PALM BEACH, FLA. — Patients with Hashimoto's thyroiditis had a threefold increased risk of also having a well-differentiated thyroid cancer as compared with other patients undergoing thyroid resection, based on a review of 802 patients treated at one center.

The review also found no link between Hashimoto's thyroiditis (HT) and thyroid lymphoma. Both findings diverge from prior reports by other groups, which documented a high lymphoma incidence but no increased rate of papillary or follicular thyroid cancers, Dr.
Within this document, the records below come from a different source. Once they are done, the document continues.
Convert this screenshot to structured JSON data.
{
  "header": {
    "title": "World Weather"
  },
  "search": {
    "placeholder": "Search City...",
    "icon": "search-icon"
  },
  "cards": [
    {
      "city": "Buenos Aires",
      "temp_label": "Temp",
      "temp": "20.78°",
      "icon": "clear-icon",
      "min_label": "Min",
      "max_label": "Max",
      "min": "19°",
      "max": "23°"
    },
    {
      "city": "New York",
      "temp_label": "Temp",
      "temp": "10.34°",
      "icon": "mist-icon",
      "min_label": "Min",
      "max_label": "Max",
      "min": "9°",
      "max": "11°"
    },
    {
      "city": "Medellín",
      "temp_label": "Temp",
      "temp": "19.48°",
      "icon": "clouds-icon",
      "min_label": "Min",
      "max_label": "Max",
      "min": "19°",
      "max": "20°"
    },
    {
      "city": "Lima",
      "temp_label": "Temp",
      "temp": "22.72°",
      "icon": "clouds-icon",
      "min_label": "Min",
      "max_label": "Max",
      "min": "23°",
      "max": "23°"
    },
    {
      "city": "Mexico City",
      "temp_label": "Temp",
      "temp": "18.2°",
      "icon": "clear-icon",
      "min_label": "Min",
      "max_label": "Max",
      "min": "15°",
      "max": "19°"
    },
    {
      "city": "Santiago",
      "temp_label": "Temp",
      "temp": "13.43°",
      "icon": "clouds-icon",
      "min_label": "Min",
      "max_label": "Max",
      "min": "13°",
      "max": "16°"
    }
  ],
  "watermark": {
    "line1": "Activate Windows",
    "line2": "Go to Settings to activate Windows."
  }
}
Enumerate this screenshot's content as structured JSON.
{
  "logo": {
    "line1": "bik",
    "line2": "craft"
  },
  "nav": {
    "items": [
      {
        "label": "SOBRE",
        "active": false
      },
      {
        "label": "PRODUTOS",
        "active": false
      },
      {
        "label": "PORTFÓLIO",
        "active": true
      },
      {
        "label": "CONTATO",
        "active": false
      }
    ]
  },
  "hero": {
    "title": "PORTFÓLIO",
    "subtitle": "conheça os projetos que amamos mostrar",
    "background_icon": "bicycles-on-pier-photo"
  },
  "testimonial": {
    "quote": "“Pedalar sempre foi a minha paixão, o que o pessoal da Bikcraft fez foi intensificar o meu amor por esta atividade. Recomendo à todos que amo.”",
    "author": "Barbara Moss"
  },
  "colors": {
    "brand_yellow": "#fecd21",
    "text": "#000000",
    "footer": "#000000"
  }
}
B. Mark Evers said at the annual meeting of the Southern Surgical Association.

“It makes sense that there is an association between the inflammation of Hashimoto's thyroiditis and well-differentiated cancers, as in the stomach and colon,” said Dr. Evers, professor of surgery at the University of Texas, Galveston. “I'm not sure why we saw more [of an association] than the published literature.”

“This is an important observation. It's discordant with most of the published literature,” said Dr. Robert Udelsman, professor and chairman of surgery at Yale University, New Haven, Conn.

Dr. Evers and his associates reviewed all patients who had a thyroid resection at his institution during 1987–2002. The 802 patients included 155 patients with a well-differentiated thyroid cancer only, 52 with HT only, 43 with both thyroid cancer and HT, and 552 who underwent a resection for another reason, often for laryngectomy. Papillary cancers were 88% of all thyroid cancers, and follicular were another 7%.

Thyroid cancer was about three times as common in patients with Hashimoto's thyroiditis as in those in the series without HT, “a strong link between inflammation and thyroid cancer,” said coinvestigator Dr. Shawn D. Larson, a surgeon at the University of Texas, Galveston.

Further analysis showed no association between HT or thyroid cancer and age, gender, race, or tumor size or aggressiveness.

Comparison of the demographic and clinical profile of the thyroid cancer patients treated in the Galveston study with that of more than 22,000 thyroid cancer patients in a National Cancer Institute database showed that the Galveston patients were typical.

Two proteins involved in cell growth and inflammatory responses were elevated to similar levels in patients with Hashimoto's thyroiditis and those with thyroid cancers, Dr. Evers said.